(director/writer: Evan Richards; cinematographer: Gareth Pritchard; editor: James Harrod; cast: Lorraine Pilkington (Ashley Branstead ), Finlay Robertson (Michael), Rose Keegan(Judith), Jake Broder (Sammy), Martin Karem (Frank), Nolan Hemmings(Jasper), Hassani Shapi (Ray); Runtime: 84; MPAA Rating: NR; producers: Rowan Athale/Evan Richards; IFC Films; 2006-UK)

“Acute, quirky and precocious indie romcom that’s set in London.”

Reviewed by Dennis Schwartz

Debut film as director for writer/director Evan Richards, former child actor, is a cute, quirky and precocious indie romcom that’s set in London. It tells an unexpected love story, that’s let down with a few awkward contrivances for its set pieces but is revived with some good acting and worthwhile life lessons dished out on dealing with bullies so they don’t ruin your life.

Ashley Brandstead (Lorraine Pilkington) is a struggling young musician who works in a sandwich shop to pay the bills. Her day gets off to a bad start when informed the shop is closed and while waiting at the bus stop to take the bus home, a well-dressed but creepy guy (Nolan Hemmings) speaks dirty to her and when she walks away from his sexual come-on he tosses a cup of hot coffee on her. While going to a nearby grocery store to buy paper towels to clean-up, she’s approached by regular sandwich shop customer Michael (Finlay Robertson). He tells her he’s a graphic designer and endears himself to the upset girl, and talks her into getting her head together over a cup of tea. Convincing her to trust him, Michael takes her to an expensive private boutique and buys the reluctant Ashley some designer clothes and then to a fancy restaurant for a gourmet lunch. Michael then treats Ashley to a styling at a fancy hair salon. Afterwards they go to his depressed and bitchy day-care teacher sister’s (Rose Keegan) house to give her an unappreciated designer clothing present for her birthday.
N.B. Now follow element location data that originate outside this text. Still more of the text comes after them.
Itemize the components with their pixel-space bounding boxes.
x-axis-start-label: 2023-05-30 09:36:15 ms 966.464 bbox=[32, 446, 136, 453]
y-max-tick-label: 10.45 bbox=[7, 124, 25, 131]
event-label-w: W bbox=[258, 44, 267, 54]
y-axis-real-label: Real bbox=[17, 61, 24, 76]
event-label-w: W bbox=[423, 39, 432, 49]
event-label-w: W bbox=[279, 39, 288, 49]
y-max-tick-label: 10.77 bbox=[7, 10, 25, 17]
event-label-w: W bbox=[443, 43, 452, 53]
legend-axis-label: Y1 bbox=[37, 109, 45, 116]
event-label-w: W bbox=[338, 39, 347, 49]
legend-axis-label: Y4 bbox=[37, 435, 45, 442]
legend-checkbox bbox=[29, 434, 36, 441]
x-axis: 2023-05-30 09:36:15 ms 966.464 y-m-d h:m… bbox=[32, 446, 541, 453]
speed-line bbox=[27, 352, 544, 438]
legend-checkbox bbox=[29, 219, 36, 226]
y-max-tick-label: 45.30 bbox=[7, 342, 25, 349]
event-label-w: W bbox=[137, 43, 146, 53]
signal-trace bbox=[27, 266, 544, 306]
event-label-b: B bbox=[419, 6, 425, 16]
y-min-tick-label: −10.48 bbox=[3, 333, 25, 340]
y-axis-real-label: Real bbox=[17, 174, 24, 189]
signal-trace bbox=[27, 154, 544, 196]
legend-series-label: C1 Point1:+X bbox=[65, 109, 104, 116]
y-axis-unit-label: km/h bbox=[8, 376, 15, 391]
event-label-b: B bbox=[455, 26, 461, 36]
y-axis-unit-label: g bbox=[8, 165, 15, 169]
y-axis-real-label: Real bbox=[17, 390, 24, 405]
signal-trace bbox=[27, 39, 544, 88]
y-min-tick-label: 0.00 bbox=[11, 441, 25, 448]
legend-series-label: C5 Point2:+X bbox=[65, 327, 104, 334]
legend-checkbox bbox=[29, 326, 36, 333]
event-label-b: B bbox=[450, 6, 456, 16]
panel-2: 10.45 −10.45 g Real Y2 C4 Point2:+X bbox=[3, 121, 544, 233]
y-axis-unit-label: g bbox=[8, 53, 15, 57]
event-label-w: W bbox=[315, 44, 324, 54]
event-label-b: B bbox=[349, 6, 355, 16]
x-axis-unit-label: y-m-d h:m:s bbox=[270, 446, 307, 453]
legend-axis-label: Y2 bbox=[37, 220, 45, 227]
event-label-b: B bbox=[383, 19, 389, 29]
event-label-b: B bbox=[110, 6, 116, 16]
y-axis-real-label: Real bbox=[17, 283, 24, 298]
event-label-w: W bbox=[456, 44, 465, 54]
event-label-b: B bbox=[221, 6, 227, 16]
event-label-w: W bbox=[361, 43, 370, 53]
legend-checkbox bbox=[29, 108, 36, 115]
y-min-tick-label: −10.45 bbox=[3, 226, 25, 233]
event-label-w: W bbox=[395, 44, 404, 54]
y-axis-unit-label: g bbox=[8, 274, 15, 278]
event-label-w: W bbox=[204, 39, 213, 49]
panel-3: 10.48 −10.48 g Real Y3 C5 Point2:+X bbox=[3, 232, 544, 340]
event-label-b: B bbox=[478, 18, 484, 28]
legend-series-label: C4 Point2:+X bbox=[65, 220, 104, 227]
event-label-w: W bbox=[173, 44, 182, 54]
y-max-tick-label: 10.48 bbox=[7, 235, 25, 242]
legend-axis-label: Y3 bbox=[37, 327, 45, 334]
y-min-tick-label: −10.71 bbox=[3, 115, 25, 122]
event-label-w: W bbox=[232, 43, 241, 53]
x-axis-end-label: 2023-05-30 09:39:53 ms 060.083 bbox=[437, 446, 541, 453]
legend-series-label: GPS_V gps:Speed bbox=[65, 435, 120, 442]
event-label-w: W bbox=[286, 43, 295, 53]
The mysterious Michael says he will try to fulfill any one request Ashley wants, and she asks him to buy a saxophone for her busker friend (Jake Broder) who recently lost his instrument. As the unexpected pleasant day draws to a close, they run into the obnoxious coffee thrower at a bar and Michael finds a way to humiliate him without any violence. At last, Michael tells her why he’s acting like an angel and his surprising revelation upsets her greatly. The climactic scene ties everything up in a pretty bow. Though enjoyable in spurts, it was a bit too gooey for my sensibilities.